Kendimi ne kültürel çalışmalar konularına ne de sinema ve sanat konularına çok yakın ve yetenekli hissederim. Ancak, yıllar önce televizyonda yayınlanan Çemberimde Gül Oya dizisinin o dönemde de vermekte olduğum Türkiye Siyasi Hayatı dersi öğrencileri üzerindeki etkisini bizzat gözlemlemiş olmam sinema ve televizyonun geniş kitleler üzerindeki etkisini tahayyül edebilmemi kolaylaştırmıştı.

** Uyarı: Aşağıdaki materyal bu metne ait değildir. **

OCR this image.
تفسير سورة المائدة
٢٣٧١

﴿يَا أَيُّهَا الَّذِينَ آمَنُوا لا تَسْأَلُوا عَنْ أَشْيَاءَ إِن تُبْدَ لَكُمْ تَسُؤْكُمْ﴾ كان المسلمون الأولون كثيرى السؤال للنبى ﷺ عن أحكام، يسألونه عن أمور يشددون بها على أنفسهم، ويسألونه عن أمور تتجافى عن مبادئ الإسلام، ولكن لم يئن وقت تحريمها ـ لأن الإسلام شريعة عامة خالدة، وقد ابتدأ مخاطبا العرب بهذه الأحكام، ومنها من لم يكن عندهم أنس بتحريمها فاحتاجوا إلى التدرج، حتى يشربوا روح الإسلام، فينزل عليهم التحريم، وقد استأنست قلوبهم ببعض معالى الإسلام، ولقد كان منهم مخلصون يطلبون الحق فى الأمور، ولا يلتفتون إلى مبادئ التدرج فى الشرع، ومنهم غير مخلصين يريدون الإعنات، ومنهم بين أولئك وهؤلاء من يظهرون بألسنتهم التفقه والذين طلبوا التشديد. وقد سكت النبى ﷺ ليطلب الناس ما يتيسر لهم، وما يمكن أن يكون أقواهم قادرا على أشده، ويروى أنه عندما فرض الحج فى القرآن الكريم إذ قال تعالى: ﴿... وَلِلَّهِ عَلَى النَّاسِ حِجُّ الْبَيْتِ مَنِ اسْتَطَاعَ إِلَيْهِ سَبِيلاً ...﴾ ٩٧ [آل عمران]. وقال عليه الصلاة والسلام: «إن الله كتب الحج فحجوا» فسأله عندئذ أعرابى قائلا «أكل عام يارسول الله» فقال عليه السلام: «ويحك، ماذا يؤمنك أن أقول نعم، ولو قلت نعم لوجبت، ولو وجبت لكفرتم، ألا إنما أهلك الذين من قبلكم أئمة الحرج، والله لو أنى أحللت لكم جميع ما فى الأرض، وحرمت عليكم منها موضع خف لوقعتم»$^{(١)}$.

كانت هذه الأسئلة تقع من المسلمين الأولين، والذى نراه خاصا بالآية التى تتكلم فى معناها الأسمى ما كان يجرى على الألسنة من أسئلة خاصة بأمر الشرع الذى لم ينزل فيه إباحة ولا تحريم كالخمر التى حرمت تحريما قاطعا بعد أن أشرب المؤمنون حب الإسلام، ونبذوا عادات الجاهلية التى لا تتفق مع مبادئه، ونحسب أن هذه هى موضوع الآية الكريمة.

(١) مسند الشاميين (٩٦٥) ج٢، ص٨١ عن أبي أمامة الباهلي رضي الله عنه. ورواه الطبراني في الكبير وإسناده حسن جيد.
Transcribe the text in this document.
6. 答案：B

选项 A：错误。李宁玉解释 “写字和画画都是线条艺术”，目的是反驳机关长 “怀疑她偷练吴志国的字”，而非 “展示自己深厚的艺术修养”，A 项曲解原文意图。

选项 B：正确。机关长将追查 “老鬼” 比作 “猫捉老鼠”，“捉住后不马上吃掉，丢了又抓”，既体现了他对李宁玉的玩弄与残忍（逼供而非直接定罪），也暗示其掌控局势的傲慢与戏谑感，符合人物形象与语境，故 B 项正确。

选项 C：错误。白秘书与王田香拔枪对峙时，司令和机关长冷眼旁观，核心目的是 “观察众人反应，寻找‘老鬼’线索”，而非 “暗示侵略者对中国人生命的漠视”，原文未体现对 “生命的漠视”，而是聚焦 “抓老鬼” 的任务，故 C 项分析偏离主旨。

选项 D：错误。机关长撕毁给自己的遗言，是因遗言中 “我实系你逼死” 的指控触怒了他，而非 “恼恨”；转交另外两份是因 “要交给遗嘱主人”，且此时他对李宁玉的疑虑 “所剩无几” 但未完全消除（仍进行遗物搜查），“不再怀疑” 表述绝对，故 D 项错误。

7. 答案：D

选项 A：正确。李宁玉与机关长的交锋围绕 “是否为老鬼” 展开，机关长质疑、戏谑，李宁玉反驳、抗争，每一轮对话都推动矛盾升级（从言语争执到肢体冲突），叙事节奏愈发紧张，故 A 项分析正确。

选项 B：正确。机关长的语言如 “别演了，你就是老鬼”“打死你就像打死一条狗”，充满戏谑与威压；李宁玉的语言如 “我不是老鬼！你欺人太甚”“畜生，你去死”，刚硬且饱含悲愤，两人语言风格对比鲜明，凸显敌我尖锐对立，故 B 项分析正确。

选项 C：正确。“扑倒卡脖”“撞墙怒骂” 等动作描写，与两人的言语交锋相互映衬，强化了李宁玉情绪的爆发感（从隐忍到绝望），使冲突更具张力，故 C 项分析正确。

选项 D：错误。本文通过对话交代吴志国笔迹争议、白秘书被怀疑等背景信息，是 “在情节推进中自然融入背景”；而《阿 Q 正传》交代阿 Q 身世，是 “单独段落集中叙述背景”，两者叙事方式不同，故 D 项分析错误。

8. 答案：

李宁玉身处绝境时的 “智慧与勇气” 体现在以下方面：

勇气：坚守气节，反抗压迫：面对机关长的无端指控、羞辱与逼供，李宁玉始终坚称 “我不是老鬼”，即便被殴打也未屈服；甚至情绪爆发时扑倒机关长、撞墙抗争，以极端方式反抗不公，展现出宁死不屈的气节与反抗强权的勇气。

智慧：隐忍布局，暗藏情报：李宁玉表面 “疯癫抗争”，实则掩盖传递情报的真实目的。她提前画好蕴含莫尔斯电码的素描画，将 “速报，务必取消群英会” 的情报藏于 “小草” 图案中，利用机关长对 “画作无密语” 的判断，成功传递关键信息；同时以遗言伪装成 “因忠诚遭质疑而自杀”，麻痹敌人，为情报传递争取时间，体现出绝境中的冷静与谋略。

Bu diziler yayınlanmadan önce de Türkiye’de asker sivil ilişkileri, darbeler, 27 Mayıs, 12 Mart, 12 Eylül darbeleri, dersimizin önemli bir kısmını teşkil etmekteydi ve ben gerek bu üç darbe sonrasında gündeme gelen idamların gerekse de tutuklama ve işkencelerin toplumda yarattığı tahribatı anlatabilmek için örnekler vermeye çalışırdım.[2] 12 Eylül sonrasında kaç kişinin göz altına alındığı (650 bin) ya da kaç kişiye idam cezası istendiği (517) öğrencilere pek bir tuhaf gelirdi ve rakamları bir de sözlü olarak teyit ettirirlerdi.

Derslerimde 12 Eylül işkenceleri ile ilgili olarak Yaşar Ayaşlı’nın Adressiz Sorgular’ından, Ahmet Kahraman’ın Sanık Ayağa Kalk’ından örnekler vermeye çalışırdım ama nafile; anlattıklarımın hiçbiri, Ömer Uğur’un yazıp yönettiği Eve Dönüş (2006) filminde Mustafa’nın (Mehmet Ali Alabora) çektiği acıyı göstermeye yetmezdi.

Bugün 12 Eylül’ün 41’inci yıldönümü; darbeyi gerçekleştirenler tüm debdebelerini, yıldızlarını, saygınlıklarını, şöhretlerini bir kenara bırakarak geberip gittiler; arkalarından yas tutan birkaç papyonlu akademisyenden başka kimseleri de kalmadı.